As a Ticketing Manager for many organisations, I am of the firm belief that customer service is the most important thing to get right for staff. Why then do so many organisations get it wrong.
Firstly, we’ve been told since the dark ages that the “customer is always right” – those four words have been the cause of so many disagreements in various box offices over my career., mostly because, as anyone who works in customer service for any length of time knows, that is quite often far from true. While many customers are reasonable folk who just want to be listened to, are understanding of explanation and agreeable to resolution, there are quite a few who become completely unreasonable.
We all know them, those who barely take time to draw breath, let alone listen to anything we might say to assuage them. How are these folk right? And why do they have the right to verbally abuse the well intentioned staff member.
So what are we doing wrong? All the organisations I know work by the same principles, listen to the customer, try and understand their grievance, come to a resolution within the framework of the principles of the organisation and if you need help escalate the issue to a supervisor or manager. The problem I think is that customers also know that this is the process and have an expectation of a favourable outcome.
In most cases, a favourable outcome is exactly what we want customer service to achieve for both customers and organisations. But why do we always talk about customer service as a response to a negative action?
customer service is about reading the signals from the customer
Customer service should be an attitude not a response or as I recently saw “a department”. If organisations are creating good customer service environments you would hope the level of issues would decrease in turn. It should be about ensuring that every staff member is equipped to answer the questions that they will be asked, to know about the venue, area, events, restaurants, bus timetables or know how to find the information quickly and easily, to feel empowered to take that extra few minutes to understand a customer’s requirements or discover how they can make their visit better.
As so many customers are time poor, customer service is about reading the signals from the customer and providing the level of service that is right for them. Being efficient and effective for someone who only has their lunch break or having a conversation with Mavis who last saw this play 30 years ago. Finding the right attitude and dealing with them in the manner that is fit for purpose is good customer service.

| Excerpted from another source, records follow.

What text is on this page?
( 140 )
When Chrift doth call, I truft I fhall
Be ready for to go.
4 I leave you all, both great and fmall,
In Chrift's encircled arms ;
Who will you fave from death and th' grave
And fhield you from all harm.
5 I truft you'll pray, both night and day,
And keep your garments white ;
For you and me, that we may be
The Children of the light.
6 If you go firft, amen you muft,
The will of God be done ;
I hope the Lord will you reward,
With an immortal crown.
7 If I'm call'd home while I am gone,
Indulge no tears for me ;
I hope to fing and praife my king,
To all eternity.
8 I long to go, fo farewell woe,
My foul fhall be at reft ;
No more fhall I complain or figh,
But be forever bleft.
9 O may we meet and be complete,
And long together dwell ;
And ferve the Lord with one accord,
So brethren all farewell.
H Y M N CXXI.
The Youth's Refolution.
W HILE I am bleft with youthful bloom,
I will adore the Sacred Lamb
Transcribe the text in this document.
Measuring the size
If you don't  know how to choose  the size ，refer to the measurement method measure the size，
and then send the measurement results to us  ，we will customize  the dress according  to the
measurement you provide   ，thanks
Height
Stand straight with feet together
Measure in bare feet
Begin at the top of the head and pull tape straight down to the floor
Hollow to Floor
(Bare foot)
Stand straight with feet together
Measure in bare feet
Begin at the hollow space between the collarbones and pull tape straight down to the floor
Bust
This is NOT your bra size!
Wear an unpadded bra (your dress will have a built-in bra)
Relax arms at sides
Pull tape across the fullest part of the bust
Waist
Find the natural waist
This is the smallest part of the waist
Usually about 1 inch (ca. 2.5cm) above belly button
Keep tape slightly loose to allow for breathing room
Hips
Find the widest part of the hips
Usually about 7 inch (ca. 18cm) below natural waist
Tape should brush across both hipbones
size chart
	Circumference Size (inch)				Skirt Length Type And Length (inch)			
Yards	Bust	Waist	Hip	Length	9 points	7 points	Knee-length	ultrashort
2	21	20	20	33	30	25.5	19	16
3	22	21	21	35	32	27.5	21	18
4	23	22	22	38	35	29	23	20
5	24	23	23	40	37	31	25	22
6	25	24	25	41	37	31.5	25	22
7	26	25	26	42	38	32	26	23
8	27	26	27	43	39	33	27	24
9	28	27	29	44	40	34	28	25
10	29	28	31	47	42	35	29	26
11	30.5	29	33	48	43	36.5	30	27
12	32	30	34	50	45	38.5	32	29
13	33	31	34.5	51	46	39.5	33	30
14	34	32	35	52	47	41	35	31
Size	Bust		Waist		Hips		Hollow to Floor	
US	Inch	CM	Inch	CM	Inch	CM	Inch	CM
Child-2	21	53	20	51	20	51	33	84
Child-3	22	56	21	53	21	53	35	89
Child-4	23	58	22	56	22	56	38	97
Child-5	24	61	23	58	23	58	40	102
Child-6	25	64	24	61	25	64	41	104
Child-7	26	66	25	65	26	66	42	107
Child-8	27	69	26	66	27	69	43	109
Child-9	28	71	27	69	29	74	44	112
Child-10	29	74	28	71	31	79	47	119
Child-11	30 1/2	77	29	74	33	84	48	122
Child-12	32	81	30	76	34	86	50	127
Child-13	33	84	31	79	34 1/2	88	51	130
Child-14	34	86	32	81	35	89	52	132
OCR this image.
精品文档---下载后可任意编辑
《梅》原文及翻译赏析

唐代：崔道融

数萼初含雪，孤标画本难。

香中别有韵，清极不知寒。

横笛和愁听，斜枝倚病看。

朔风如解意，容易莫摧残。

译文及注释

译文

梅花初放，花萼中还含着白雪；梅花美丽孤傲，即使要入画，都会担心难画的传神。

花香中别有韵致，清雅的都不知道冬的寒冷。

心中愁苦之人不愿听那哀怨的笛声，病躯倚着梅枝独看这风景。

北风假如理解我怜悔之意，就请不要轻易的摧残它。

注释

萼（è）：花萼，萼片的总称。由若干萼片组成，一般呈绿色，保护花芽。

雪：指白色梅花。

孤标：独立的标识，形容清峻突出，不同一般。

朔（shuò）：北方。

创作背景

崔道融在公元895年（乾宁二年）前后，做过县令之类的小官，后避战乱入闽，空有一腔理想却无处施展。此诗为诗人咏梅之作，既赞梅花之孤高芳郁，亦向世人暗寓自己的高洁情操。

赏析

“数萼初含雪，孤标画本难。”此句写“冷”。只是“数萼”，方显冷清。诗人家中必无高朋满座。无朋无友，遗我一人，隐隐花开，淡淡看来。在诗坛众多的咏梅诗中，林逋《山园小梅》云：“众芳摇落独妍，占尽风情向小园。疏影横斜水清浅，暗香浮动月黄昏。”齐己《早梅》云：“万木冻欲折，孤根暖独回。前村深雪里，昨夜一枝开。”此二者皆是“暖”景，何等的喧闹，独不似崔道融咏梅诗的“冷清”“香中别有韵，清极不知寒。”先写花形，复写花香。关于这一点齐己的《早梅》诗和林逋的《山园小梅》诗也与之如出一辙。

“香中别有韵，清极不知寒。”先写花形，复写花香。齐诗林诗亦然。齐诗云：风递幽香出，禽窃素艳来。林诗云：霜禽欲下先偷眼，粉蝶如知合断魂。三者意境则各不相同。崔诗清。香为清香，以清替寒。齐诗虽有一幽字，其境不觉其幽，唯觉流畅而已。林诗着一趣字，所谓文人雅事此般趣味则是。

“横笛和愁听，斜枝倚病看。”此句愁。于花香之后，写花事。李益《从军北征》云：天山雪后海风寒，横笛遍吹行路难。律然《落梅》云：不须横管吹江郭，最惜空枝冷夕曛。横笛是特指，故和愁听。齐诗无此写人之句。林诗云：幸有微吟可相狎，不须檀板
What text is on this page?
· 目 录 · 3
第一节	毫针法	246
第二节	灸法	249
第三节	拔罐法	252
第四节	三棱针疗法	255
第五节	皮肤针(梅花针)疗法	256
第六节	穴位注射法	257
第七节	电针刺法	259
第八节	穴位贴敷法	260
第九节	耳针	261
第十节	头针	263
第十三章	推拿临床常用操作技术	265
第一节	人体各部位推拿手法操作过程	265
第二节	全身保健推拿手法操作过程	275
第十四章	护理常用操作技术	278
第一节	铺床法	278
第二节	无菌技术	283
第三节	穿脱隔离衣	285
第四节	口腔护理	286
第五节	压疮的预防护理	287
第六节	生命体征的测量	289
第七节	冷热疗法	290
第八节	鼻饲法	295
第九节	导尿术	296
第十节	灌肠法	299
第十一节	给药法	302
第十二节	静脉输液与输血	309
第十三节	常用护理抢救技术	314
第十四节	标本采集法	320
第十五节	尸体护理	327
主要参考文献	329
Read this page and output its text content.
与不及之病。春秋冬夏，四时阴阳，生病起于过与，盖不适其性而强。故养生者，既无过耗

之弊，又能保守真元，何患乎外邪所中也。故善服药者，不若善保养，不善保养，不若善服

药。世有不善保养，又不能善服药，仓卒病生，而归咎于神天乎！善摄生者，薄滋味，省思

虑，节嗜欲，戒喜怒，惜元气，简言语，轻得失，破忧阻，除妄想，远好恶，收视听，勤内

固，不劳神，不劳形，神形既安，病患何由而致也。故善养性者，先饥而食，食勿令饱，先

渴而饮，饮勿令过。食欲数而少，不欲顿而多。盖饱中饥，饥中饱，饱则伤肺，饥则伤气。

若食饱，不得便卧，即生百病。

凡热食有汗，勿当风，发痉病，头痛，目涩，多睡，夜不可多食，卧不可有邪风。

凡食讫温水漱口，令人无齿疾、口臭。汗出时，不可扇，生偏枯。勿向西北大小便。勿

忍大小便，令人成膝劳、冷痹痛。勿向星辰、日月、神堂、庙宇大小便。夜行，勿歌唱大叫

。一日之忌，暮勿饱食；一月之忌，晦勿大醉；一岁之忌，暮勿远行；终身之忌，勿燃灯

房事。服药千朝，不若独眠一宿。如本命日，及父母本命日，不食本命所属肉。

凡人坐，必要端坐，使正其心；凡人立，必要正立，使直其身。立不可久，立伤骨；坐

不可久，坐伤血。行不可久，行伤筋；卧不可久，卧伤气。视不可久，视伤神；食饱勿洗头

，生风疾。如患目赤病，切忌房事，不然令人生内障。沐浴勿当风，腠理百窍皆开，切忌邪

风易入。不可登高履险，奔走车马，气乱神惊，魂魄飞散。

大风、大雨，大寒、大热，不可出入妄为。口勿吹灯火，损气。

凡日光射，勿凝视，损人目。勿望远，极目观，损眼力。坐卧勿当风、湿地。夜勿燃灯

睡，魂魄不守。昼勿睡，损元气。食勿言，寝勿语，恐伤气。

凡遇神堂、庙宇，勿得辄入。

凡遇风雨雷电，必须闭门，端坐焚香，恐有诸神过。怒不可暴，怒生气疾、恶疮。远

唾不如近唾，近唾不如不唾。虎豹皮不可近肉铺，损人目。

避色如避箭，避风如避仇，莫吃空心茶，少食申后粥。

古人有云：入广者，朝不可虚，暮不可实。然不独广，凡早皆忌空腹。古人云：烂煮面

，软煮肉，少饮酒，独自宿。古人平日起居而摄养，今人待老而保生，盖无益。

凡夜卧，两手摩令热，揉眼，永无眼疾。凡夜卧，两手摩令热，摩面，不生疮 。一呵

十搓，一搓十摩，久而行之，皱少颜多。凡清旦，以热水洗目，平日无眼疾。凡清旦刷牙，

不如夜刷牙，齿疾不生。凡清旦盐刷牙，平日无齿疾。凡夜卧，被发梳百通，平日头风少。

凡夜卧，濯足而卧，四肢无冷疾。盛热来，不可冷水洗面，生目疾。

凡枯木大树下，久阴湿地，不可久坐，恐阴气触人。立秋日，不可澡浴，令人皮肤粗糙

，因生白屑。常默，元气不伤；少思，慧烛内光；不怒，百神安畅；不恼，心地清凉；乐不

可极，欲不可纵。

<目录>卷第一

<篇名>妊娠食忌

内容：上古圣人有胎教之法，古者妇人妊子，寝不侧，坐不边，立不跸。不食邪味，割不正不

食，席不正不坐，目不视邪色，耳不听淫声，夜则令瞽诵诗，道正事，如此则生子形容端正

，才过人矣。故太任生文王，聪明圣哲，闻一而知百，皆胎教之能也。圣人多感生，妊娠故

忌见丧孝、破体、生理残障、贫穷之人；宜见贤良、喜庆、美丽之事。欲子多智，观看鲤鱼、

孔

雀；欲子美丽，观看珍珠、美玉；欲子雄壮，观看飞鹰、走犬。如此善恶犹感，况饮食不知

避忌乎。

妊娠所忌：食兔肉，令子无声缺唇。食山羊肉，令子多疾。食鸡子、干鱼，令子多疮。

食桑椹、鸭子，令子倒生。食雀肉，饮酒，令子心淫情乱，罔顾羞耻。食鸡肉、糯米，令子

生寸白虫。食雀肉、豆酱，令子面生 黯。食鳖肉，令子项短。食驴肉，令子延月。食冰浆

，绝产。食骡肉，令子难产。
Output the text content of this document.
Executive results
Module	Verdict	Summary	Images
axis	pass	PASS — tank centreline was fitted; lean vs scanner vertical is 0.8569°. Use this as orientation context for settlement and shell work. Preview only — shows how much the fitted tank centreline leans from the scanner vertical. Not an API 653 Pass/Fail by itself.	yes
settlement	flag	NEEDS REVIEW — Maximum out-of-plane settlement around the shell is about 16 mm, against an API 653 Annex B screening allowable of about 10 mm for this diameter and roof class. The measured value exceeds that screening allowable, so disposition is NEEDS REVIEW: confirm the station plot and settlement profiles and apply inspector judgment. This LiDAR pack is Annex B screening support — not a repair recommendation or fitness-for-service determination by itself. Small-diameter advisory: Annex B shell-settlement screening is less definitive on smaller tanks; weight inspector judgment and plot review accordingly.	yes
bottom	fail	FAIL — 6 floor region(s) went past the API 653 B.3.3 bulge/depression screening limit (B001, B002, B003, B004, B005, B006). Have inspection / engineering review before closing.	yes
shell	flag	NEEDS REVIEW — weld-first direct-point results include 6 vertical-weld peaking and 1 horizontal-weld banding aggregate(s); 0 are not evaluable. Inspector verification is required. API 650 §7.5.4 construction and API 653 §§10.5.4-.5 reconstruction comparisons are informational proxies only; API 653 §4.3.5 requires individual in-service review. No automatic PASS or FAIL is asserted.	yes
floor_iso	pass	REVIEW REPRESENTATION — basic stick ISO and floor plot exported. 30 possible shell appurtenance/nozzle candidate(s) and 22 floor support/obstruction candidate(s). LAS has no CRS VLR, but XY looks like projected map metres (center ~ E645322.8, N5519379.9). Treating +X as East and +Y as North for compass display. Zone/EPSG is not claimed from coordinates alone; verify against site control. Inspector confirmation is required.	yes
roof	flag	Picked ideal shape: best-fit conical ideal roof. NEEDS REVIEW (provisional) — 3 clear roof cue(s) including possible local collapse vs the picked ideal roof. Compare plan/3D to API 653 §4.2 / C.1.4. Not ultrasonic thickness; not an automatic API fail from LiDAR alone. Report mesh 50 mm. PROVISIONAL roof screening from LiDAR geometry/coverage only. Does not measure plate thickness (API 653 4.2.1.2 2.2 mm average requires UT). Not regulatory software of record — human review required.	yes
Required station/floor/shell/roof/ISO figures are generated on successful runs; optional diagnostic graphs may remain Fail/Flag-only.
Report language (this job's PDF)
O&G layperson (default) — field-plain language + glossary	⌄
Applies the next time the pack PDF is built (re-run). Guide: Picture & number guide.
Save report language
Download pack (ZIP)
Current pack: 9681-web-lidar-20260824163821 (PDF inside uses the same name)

CRM does is give us the tools to understand our customers
One of the things our increased data capture and emphasis on CRM does is give us the tools to understand our customers better, to enable us to know that Mavis likes a chat about the play she is booking for, or that Jim has to have the aisle seat.
Marketing and Development departments are utilising data to segment and tailor communications but what about our frontline services? Surely, our Box Offices have as much need to understand the customer relationship, if only to enable a better experience for both the customer and staff member. Remember knowledge is power, we should start working smarter in all aspects of the customer service ratio.
By empowering our frontline staff and creating positive customer service attitudes we will be more successful in developing relationships with our customers and producing advocates for our business. Isn’t that what most of us are aiming for?